Yes, the newspapers were right; snow was general all over Ireland. It was falling on every part of the dark central plain, on the treeless hills, falling softly on the Bog of Allen and, farther westward, softly falling into the dark mutinous Shannon waves. It was falling, too, upon every part of the lonely churchyard on the hill where Michael Furey lay buried. It lay thickly drifted on the crooked crosses and headstones, on the spears of the little gate, on the barren thorns. His soul swooned as he heard the snow falling through the universe and faintly falling, like the descent of their last end, upon all the living and the dead.

Sometimes the end of a story can take on added resonance when we place the main character’s interior life within the context of the world around them. Once we know how the character’s personal world has shifted, we can widen the camera’s lens to give a broader perspective that can underscore the thematic concerns of the narrative.

This certainly isn’t a requirement for each story, but it is a technique you can try to see what resonance it might add. So, if you’d like to try it, take the end of one of your stories (or a novel, if you wish) and see what happens if you find a way to turn the focus on the main character’s interior world toward a consideration of a particular place.

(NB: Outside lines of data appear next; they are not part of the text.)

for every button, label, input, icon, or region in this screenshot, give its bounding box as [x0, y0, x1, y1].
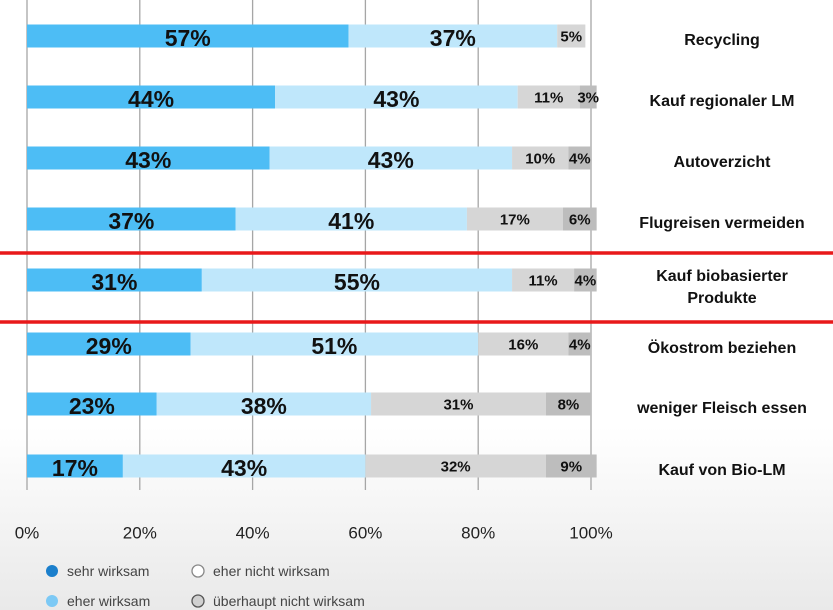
bar-segment	[568, 146, 591, 170]
category-label: Kauf biobasierter Produkte	[656, 268, 788, 307]
category-label: Kauf regionaler LM	[649, 93, 795, 110]
data-label: 44%	[128, 86, 174, 112]
data-label: 51%	[311, 333, 357, 359]
bar-segment	[371, 392, 546, 416]
data-label: 17%	[500, 212, 530, 229]
bar-segment	[517, 85, 580, 109]
data-label: 37%	[108, 208, 154, 234]
legend-marker	[191, 594, 205, 608]
bar-segment	[27, 207, 236, 231]
category-label: Recycling	[684, 32, 760, 49]
data-label: 31%	[443, 397, 473, 414]
data-label: 4%	[569, 151, 591, 168]
bar-segment	[574, 268, 597, 292]
bar-segment	[466, 207, 563, 231]
data-label: 9%	[560, 459, 582, 476]
data-label: 37%	[430, 25, 476, 51]
x-tick-label: 60%	[348, 524, 382, 543]
bar-segment	[27, 268, 202, 292]
data-label: 5%	[560, 29, 582, 46]
highlight-box	[0, 251, 833, 324]
category-label: Ökostrom beziehen	[647, 340, 797, 357]
bar-segment	[579, 85, 597, 109]
data-label: 38%	[241, 393, 287, 419]
data-label: 43%	[373, 86, 419, 112]
category-label: Autoverzicht	[673, 154, 771, 171]
bar-segment	[512, 268, 575, 292]
bar-segment	[190, 332, 479, 356]
legend-marker	[46, 595, 58, 607]
bar-segment	[545, 454, 597, 478]
bar-segment	[27, 332, 191, 356]
bar-segment	[122, 454, 366, 478]
bar-segment	[478, 332, 569, 356]
bar-segment	[235, 207, 467, 231]
data-label: 23%	[69, 393, 115, 419]
x-tick-label: 80%	[461, 524, 495, 543]
legend-marker	[191, 564, 205, 578]
bar-segment	[562, 207, 597, 231]
bar-segment	[269, 146, 513, 170]
data-label: 4%	[569, 337, 591, 354]
bar-segment	[27, 85, 276, 109]
bar-segment	[557, 24, 586, 48]
data-label: 6%	[569, 212, 591, 229]
data-label: 57%	[165, 25, 211, 51]
bar-segment	[545, 392, 591, 416]
bar-segment	[348, 24, 558, 48]
bar-segment	[365, 454, 546, 478]
x-tick-label: 40%	[236, 524, 270, 543]
data-label: 41%	[328, 208, 374, 234]
x-tick-label: 100%	[569, 524, 612, 543]
legend-label: eher wirksam	[67, 593, 150, 609]
data-label: 29%	[86, 333, 132, 359]
data-label: 43%	[221, 455, 267, 481]
data-label: 4%	[575, 273, 597, 290]
data-label: 16%	[508, 337, 538, 354]
x-tick-label: 0%	[15, 524, 40, 543]
data-label: 11%	[534, 90, 563, 107]
legend-label: überhaupt nicht wirksam	[213, 593, 365, 609]
bar-segment	[275, 85, 518, 109]
category-label: Kauf von Bio-LM	[658, 462, 786, 479]
legend-label: sehr wirksam	[67, 563, 149, 579]
x-tick-label: 20%	[123, 524, 157, 543]
bar-segment	[568, 332, 591, 356]
data-label: 8%	[558, 397, 580, 414]
data-label: 43%	[125, 147, 171, 173]
bar-segment	[27, 454, 123, 478]
legend-marker	[46, 565, 58, 577]
legend-label: eher nicht wirksam	[213, 563, 330, 579]
data-label: 43%	[368, 147, 414, 173]
data-label: 55%	[334, 269, 380, 295]
bar-segment	[27, 392, 157, 416]
bar-segment	[27, 24, 349, 48]
data-label: 31%	[91, 269, 137, 295]
category-label: Flugreisen vermeiden	[639, 215, 805, 232]
data-label: 3%	[577, 90, 599, 107]
bar-segment	[201, 268, 513, 292]
data-label: 10%	[525, 151, 555, 168]
data-label: 11%	[528, 273, 557, 290]
data-label: 17%	[52, 455, 98, 481]
bar-segment	[512, 146, 569, 170]
bar-segment	[27, 146, 270, 170]
data-label: 32%	[441, 459, 471, 476]
category-label: weniger Fleisch essen	[637, 400, 807, 417]
bar-segment	[156, 392, 372, 416]
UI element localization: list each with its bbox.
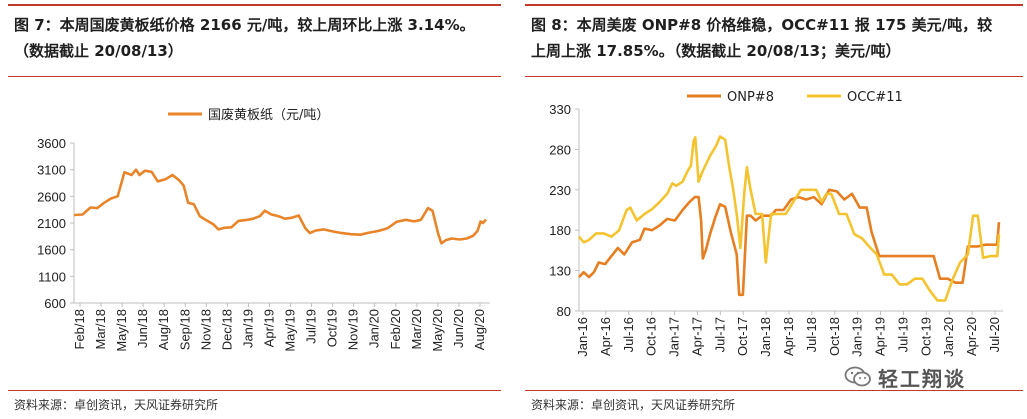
x-tick-label: Oct-17 <box>735 317 750 356</box>
x-tick-label: Jan-16 <box>575 317 590 357</box>
x-tick-label: Jul-19 <box>895 317 910 352</box>
x-tick-label: Feb/18 <box>72 309 87 349</box>
watermark-text: 轻工翔谈 <box>878 366 966 391</box>
y-tick-label: 3600 <box>37 136 66 151</box>
watermark: 轻工翔谈 <box>844 364 1014 391</box>
y-tick-label: 1100 <box>38 269 66 284</box>
legend-label: OCC#11 <box>847 90 903 105</box>
x-tick-label: Jul/19 <box>304 309 319 344</box>
left-chart-title: 图 7：本周国废黄板纸价格 2166 元/吨，较上周环比上涨 3.14%。 （数… <box>14 12 499 64</box>
x-tick-label: Apr-19 <box>873 317 888 356</box>
panel-title-rule <box>8 76 501 77</box>
x-tick-label: Oct-16 <box>644 317 659 356</box>
right-title-line-2: 上周上涨 17.85%。（数据截止 20/08/13；美元/吨） <box>531 42 901 60</box>
y-tick-label: 130 <box>549 264 571 279</box>
x-tick-label: Jan-17 <box>667 317 682 357</box>
panel-top-rule <box>8 4 501 6</box>
right-line-chart: 80 130 180 230 280 330 Jan-16 Apr-16 Jul-16 Oct-1… <box>549 90 1003 357</box>
wechat-icon <box>844 366 871 387</box>
x-tick-label: Dec/18 <box>219 309 234 350</box>
right-title-line-1: 图 8：本周美废 ONP#8 价格维稳，OCC#11 报 175 美元/吨，较 <box>531 16 993 34</box>
y-tick-label: 3100 <box>37 163 66 178</box>
x-tick-label: Mar/20 <box>409 309 424 349</box>
left-source-note: 资料来源：卓创资讯，天风证券研究所 <box>14 398 219 412</box>
right-source-note: 资料来源：卓创资讯，天风证券研究所 <box>531 398 736 412</box>
y-tick-label: 600 <box>44 296 66 311</box>
y-tick-label: 80 <box>557 304 571 319</box>
x-tick-label: Apr-16 <box>598 317 613 356</box>
series-line <box>578 135 1001 302</box>
x-tick-label: Jul-18 <box>804 317 819 352</box>
x-tick-label: Mar/18 <box>93 309 108 349</box>
y-tick-label: 330 <box>549 102 571 117</box>
left-chart-panel: 图 7：本周国废黄板纸价格 2166 元/吨，较上周环比上涨 3.14%。 （数… <box>0 0 505 419</box>
x-tick-label: Jan-20 <box>941 317 956 357</box>
legend-label: 国废黄板纸（元/吨） <box>208 107 329 123</box>
y-tick-label: 280 <box>549 142 571 157</box>
left-title-line-2: （数据截止 20/08/13） <box>14 42 183 60</box>
x-tick-label: Jan-18 <box>758 317 773 357</box>
series-line <box>578 188 1001 297</box>
x-tick-label: Aug/18 <box>156 309 171 350</box>
x-tick-label: Jun/20 <box>451 309 466 348</box>
x-tick-label: Jul-17 <box>712 317 727 352</box>
x-tick-label: Apr-20 <box>964 317 979 356</box>
left-line-chart: 600 1100 1600 2100 2600 3100 3600 Feb/18 Mar/18 M… <box>37 107 490 352</box>
x-tick-label: Jan/20 <box>367 309 382 348</box>
x-tick-label: Aug/20 <box>472 309 487 350</box>
x-tick-label: Oct-18 <box>827 317 842 356</box>
x-tick-label: May/20 <box>430 309 445 352</box>
x-tick-label: Oct-19 <box>918 317 933 356</box>
x-tick-label: Nov/18 <box>198 309 213 350</box>
y-tick-label: 180 <box>549 223 571 238</box>
x-tick-label: Apr-18 <box>781 317 796 356</box>
panel-title-rule <box>525 76 1023 77</box>
x-tick-label: Jun/18 <box>135 309 150 348</box>
y-tick-label: 2100 <box>37 216 66 231</box>
x-tick-label: Jul-20 <box>987 317 1002 352</box>
x-tick-label: Apr-17 <box>689 317 704 356</box>
right-chart-title: 图 8：本周美废 ONP#8 价格维稳，OCC#11 报 175 美元/吨，较 … <box>531 12 1021 64</box>
series-line <box>73 168 487 245</box>
y-tick-label: 2600 <box>37 189 66 204</box>
x-tick-label: May/19 <box>283 309 298 352</box>
right-chart-panel: 图 8：本周美废 ONP#8 价格维稳，OCC#11 报 175 美元/吨，较 … <box>517 0 1027 419</box>
panel-bottom-rule <box>525 390 1023 391</box>
panel-bottom-rule <box>8 390 501 391</box>
x-tick-label: Sep/18 <box>177 309 192 350</box>
y-tick-label: 1600 <box>37 243 66 258</box>
y-tick-label: 230 <box>549 183 571 198</box>
panel-top-rule <box>525 4 1023 6</box>
x-tick-label: Apr/19 <box>261 309 276 347</box>
x-tick-label: Oct/19 <box>325 309 340 347</box>
x-tick-label: Jan-19 <box>850 317 865 357</box>
x-tick-label: Nov/19 <box>346 309 361 350</box>
left-title-line-1: 图 7：本周国废黄板纸价格 2166 元/吨，较上周环比上涨 3.14%。 <box>14 16 475 34</box>
x-tick-label: Jan/19 <box>240 309 255 348</box>
x-tick-label: Feb/20 <box>388 309 403 349</box>
x-tick-label: May/18 <box>114 309 129 352</box>
x-tick-label: Jul-16 <box>621 317 636 352</box>
legend-label: ONP#8 <box>727 90 774 105</box>
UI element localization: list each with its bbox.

In the case of “The Dead,” it’s Ireland and all its particulars, starting with the dark central plains and arriving, finally, at the churchyard where Michael Furey is buried. See if this technique can lead you to a deepening of your story’s thematic concerns and maybe even express them in a way that otherwise wouldn’t be possible.

 

 

2 Comments

  1. Gail Weiland on January 23, 2023 at 9:07 pm

    Love this, Lee. ❤️

    • Lee Martin on January 24, 2023 at 11:05 am

      Thanks, Gail. I hope everything is good down your way.